Some of the constraints we need to check are:
That the latency (time to finish) of some of the operations is always less then X seconds.
That the latency average is always less then Y seconds over Z operation invocations.
The net.esper.example.qos_sla.events.OperationMeasurement event class with its latency and status properties is the main event used for the SLA analysis. The other event LatencyLimit serves to set latency limits on the fly.
The net.esper.example.qos_sla.monitor.AverageLatencyMonitor creates an EQL statement that computes latency statistics per customer and operation for the last 100 events. The DynaLatencySpikeMonitor uses an event pattern to listen to spikes in latency with dynamically set limits. The ErrorRateMonitor uses the timer 'at' operator in an event pattern that wakes up periodically and polls the error rate within the last 10 minutes. The ServiceHealthMonitor simply alerts when 3 errors occur, and the SpikeAndErrorMonitor alerts when a fixed latency is overstepped or an error status is reported.
Summary:
This example combines event patterns with EQL statements for event stream analysis.
Shows the use of the timer 'at' operator and followed-by operator -> in event patterns
Outlines basic EQL statements
Shows how to pull data out of EQL statements rather then subscribing to events a statement publishes
The Linear Road example is a very incomplete implementation of the Stream Data Management Benchmark [3] by Standford University.
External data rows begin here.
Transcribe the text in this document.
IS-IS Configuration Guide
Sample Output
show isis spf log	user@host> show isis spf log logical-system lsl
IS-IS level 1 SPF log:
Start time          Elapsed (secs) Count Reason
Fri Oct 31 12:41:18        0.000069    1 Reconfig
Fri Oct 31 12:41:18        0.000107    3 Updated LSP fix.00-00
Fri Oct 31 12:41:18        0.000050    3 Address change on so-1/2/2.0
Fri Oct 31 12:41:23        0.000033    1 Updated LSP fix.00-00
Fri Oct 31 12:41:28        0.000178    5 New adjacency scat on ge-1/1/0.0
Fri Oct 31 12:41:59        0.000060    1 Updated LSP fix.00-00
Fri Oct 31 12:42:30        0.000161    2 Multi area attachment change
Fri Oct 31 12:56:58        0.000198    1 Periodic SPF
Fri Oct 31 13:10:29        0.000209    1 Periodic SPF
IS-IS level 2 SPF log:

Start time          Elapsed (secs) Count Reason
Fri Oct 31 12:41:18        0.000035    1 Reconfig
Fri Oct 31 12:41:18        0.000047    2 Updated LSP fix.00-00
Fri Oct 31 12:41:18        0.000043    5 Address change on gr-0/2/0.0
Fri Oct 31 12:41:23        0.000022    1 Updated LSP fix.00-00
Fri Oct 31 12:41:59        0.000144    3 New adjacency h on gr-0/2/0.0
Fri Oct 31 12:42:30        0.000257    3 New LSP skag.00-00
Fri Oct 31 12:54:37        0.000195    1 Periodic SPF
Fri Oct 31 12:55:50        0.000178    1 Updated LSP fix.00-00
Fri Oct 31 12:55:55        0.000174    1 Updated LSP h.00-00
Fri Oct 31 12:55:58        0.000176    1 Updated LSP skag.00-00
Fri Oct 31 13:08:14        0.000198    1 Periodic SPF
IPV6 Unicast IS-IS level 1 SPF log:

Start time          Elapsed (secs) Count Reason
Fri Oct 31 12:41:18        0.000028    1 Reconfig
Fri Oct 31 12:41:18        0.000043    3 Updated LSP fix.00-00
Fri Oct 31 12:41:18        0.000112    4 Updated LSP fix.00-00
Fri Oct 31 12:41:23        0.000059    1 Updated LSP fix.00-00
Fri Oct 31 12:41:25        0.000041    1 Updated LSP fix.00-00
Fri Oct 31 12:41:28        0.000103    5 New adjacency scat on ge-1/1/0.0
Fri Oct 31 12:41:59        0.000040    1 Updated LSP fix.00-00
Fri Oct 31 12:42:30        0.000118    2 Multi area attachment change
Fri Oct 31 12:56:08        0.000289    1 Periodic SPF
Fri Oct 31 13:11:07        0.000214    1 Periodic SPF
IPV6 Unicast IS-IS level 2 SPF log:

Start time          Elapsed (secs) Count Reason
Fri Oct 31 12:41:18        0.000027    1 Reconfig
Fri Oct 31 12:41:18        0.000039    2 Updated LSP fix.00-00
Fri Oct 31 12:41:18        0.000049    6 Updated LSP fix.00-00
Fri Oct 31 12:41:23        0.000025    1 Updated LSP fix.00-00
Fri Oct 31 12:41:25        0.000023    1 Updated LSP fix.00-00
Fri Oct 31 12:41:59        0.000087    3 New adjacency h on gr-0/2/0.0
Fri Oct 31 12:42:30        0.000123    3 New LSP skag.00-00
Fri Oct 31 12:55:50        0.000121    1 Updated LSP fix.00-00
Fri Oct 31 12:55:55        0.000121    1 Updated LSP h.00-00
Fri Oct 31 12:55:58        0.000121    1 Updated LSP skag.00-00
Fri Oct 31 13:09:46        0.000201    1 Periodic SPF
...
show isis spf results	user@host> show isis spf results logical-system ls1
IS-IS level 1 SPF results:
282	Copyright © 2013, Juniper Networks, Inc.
Linear Road simulates a toll system for the motor vehicle expressways of a large metropolitan area. The main event in this example is a car location report which the class net.esper.example.linearroad.CarLocEvent represents. Currently the event stream joins are performed by JUnit test classes in the eg/test folder. See the net.esper.example.linearroad.TestAccidentNotify and the TestCarSegmentCount classes. Please consider this a work in progress.
Summary:
Shows more complex joins between event streams.
The RSI gives you the trend for a stock and for more complete explanation, you can visit the link: http://www.stockcharts.com/education/IndicatorAnalysis/indic_RSI.html.
After a definite number of stock events, or accumulation period, the first RSI is computed. Then for each subsequent stock event, the RSI calculations use the previous period’s Average Gain and Loss to determine the “smoothed RSI”.
Summary:
Uses a simple event pattern with a filter which feeds a listener that computes the RSI, which publishes events containing the computed RSI.